Of all the sequels this is the craziest and the best. It was directed by Italian sleaze wizard Joe D’Amato, and if you’ve seen his Erotic Nights of the Living Dead or Porno Holocaust, those are just the tips of the iceberg. This movie is so extreme that when David Cronenberg saw this movie he based Videodrome off of it.
Any movie that freaks out David Cronenberg is okay in my book.
This time Emanuelle is an investigative journalist whose lover is her biggest rival. In the beginning of the film, she is accosted and held at gunpoint by the sexually frustrated boyfriend of one of her models. She coolly diffuses the situation by giving him a blowjob! For her first of many “assignments”, she contacts her friend, a boxing manager who gets her into a wealthy businessman’s harem of women. (If you’re wondering why an over the hill black boxing manager would have the 411 on some wealthy white dudes’ harem, don’t worry about it. You’ll soon have bigger logic concerns to worry about later in the film.) All of the women are called by their zodiac sign and are there to serve their master’s every whim. One woman even goes so far as to please his horse named Pedro. In a scene that will actually scramble your brain, we get to see her jerk off the horse in graphic detail.
Mr. Ed never had it so good.
Emanuelle takes some quick snapshots with her James Bond-esque camera and then high tails it out of there as equestrian ejaculation is clearly not her cup of tea. She then jets off to Venice to meet a Duke (played by her real life husband Gabrielle Tinti) and has a rushed three way with him and his wife. She sticks around long enough for an orgy featuring a girl in a cake before retreating to a Caribbean resort that caters to pleasing their clientele (namely rich women) with well hung men. When she’s caught snooping around by the lesbian owner of the resort, she escapes by giving her an aphrodisiac laced cock shaped cookie and seducing her.

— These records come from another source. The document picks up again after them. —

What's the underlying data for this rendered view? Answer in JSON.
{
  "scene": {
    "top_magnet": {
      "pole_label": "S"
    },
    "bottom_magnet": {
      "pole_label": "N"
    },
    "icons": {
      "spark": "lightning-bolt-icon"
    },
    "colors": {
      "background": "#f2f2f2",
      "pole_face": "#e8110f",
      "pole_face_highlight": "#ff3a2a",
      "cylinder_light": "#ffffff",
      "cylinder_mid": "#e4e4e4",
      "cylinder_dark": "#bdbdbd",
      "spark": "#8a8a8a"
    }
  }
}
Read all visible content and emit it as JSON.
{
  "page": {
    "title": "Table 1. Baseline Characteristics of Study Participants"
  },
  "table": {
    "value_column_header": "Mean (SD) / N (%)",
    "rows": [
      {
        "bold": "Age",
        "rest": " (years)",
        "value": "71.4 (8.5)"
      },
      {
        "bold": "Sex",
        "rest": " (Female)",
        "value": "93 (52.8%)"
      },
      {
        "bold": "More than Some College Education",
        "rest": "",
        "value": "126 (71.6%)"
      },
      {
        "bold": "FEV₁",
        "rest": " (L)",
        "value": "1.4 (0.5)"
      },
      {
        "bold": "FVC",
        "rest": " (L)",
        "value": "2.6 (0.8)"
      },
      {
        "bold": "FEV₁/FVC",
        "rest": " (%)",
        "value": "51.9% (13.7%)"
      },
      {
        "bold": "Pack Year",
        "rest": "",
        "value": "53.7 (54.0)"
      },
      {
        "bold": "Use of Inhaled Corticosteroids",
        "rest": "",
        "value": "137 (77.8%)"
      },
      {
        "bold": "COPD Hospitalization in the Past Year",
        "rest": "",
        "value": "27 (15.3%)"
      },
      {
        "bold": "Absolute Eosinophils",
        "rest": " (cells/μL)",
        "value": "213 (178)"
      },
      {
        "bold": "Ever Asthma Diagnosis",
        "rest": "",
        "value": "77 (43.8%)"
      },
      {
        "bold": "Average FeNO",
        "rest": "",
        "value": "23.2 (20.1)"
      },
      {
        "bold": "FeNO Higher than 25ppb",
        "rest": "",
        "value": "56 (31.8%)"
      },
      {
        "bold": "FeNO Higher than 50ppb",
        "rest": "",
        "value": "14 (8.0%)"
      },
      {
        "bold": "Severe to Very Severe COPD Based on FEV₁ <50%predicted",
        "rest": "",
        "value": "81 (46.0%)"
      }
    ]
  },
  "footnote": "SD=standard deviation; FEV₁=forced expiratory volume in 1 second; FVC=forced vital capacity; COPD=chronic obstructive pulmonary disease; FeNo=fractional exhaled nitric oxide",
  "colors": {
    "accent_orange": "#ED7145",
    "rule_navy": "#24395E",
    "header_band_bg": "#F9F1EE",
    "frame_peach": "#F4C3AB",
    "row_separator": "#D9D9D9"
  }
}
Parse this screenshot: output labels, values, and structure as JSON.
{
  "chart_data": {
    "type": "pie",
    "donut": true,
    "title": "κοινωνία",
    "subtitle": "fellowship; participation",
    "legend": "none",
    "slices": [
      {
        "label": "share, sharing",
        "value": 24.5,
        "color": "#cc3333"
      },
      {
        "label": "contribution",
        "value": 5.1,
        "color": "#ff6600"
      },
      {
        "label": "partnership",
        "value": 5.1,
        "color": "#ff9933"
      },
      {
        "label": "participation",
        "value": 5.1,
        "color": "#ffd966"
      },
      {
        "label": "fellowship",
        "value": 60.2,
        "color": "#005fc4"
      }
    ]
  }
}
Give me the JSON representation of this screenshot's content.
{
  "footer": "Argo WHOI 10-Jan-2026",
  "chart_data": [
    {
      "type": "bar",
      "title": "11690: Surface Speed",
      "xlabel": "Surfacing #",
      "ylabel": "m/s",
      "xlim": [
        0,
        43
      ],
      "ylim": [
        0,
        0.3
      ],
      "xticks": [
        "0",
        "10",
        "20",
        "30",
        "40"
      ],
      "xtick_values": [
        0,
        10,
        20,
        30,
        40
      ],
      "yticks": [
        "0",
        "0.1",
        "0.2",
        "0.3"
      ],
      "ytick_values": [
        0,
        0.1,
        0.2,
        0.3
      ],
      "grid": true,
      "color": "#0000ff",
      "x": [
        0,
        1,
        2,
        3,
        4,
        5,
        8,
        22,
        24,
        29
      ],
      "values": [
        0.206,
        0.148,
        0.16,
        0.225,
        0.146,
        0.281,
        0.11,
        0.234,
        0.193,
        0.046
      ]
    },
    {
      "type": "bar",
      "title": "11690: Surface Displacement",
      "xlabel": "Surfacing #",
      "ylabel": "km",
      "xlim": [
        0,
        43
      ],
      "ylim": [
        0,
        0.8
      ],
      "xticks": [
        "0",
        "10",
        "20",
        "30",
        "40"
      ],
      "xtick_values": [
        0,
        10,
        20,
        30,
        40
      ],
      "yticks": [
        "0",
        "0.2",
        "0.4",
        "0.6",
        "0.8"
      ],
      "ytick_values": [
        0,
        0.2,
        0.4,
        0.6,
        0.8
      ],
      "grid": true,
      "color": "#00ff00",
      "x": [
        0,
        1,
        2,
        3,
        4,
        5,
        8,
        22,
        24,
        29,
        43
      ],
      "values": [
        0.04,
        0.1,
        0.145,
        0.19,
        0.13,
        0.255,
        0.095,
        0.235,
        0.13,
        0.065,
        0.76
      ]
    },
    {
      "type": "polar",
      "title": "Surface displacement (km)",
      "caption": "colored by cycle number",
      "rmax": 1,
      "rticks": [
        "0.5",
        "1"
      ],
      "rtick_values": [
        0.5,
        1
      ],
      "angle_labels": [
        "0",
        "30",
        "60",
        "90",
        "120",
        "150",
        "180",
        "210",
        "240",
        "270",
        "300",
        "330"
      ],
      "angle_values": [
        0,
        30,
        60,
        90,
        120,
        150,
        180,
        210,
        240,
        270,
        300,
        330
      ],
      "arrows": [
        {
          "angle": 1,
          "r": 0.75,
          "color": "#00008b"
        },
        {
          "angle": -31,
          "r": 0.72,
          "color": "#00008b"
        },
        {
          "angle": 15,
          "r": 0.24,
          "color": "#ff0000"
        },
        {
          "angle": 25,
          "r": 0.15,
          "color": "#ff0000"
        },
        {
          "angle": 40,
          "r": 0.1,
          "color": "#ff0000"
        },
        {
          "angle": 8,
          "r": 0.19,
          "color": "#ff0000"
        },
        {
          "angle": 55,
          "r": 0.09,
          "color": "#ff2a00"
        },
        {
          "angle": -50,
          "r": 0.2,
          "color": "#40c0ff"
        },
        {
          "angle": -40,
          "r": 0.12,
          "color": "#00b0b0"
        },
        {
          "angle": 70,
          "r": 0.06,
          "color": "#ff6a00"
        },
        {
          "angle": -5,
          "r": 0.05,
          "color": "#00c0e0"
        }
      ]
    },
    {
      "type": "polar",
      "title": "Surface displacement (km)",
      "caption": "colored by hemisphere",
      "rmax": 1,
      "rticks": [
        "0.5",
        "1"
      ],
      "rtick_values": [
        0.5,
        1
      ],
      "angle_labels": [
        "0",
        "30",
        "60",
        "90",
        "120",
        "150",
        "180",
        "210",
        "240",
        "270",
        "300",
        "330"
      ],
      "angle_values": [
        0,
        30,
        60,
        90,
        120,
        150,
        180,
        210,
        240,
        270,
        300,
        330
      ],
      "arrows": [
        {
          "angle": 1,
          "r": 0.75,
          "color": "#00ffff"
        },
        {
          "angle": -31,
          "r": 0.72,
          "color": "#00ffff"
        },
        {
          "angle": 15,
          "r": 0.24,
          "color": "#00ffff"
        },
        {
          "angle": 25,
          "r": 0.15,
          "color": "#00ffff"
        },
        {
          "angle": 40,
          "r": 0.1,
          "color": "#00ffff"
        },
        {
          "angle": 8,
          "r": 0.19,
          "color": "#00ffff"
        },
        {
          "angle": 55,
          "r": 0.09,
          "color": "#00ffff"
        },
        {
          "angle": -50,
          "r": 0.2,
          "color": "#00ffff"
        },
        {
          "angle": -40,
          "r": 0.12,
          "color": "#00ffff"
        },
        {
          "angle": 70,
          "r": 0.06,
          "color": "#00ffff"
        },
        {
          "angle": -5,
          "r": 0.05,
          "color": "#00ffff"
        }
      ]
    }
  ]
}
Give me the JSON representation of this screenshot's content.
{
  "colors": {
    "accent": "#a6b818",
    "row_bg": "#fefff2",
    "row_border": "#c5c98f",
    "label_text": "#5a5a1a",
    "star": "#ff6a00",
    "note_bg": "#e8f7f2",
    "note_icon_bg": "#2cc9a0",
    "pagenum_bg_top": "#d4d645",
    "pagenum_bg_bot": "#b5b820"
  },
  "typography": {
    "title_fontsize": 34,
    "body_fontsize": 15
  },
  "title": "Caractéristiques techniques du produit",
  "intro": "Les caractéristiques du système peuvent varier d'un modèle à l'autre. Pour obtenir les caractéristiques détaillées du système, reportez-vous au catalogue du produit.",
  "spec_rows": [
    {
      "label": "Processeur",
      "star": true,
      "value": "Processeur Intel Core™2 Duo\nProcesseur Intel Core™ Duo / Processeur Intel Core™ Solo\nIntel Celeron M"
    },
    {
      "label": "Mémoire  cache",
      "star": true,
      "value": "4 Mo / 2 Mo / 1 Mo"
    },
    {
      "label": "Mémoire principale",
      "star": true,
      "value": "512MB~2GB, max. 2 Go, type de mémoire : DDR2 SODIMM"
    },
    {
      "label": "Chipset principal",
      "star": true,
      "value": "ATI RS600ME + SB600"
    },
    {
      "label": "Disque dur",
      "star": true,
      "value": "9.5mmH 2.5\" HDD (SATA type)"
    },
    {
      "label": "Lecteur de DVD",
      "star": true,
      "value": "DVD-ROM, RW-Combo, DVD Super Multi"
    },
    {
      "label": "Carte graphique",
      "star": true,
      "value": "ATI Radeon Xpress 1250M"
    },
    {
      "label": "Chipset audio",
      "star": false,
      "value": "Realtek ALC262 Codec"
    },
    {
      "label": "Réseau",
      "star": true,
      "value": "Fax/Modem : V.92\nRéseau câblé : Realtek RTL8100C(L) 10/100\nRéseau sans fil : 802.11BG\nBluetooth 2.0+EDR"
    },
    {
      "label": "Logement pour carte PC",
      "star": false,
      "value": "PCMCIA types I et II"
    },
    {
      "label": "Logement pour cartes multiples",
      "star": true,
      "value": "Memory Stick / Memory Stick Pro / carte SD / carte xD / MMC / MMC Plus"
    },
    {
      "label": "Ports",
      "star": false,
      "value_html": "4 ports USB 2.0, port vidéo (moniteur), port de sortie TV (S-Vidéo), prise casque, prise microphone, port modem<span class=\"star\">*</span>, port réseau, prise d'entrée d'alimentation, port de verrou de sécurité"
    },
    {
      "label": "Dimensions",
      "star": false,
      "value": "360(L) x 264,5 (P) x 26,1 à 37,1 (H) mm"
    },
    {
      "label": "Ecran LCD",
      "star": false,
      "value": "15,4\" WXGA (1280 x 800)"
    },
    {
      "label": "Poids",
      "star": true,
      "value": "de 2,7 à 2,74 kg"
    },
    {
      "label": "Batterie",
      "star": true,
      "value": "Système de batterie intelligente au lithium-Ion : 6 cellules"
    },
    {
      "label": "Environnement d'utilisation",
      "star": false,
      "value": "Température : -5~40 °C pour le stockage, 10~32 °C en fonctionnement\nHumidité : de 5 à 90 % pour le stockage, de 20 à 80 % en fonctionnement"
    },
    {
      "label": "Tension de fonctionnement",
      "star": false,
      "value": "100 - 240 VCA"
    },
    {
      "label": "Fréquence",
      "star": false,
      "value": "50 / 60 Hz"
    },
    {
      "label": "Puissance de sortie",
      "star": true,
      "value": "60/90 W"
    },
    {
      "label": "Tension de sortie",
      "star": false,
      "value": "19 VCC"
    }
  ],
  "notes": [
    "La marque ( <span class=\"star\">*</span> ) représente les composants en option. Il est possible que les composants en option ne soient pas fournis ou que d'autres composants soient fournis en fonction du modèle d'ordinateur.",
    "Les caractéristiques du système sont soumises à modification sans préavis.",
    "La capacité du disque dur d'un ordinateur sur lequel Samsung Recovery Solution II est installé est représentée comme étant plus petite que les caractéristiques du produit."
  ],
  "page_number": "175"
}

Next she goes to Washington D.C. (She FINALLY goes to America!) to get the goods on a senator with connections to the snuff film industry. He dopes her with LSD and takes her to some South American hellhole to watch a real snuff film being made. Then when her newspaper refuses to print the story, she resigns. Reunited with her lover, they go to a far away jungle where he sells her to a chieftain. In the morning, they find out there’s a movie crew filming the tribe and decide they don’t want to be in a movie and leave.
No seriously that’s how the movie finishes.
As many “What the fuck?” movies as D’Amato’s done, this one is far and away the wackiest. D’Amato’s porn background comes to the forefront with a couple of hardcore scenes during the orgy and resort sequences, but they seem all rather tame next to Pedro.
Gemser is good and looks great naked and would go on to many more Emanuelle flicks. Although her credentials as a serious journalist are rather dubious since we never see her writing her exposes, though she does spend a lot of time using that damn spy camera/necklace/bracelet.
The snuff film sequence (featuring women being impaled on giant dildos, a girl having her mouth ripped apart and a woman having her tits lopped off) are well done and feature some of the best gore found in 70’s Italian exploitation cinema.
Once you’ve seen Emanuelle in America, you’re sanity will forever be in jeopardy. You’ll never look at another horse the same way again. By far, the best hardcore unrelated sequel to a softcore film featuring blatant bestiality of all time.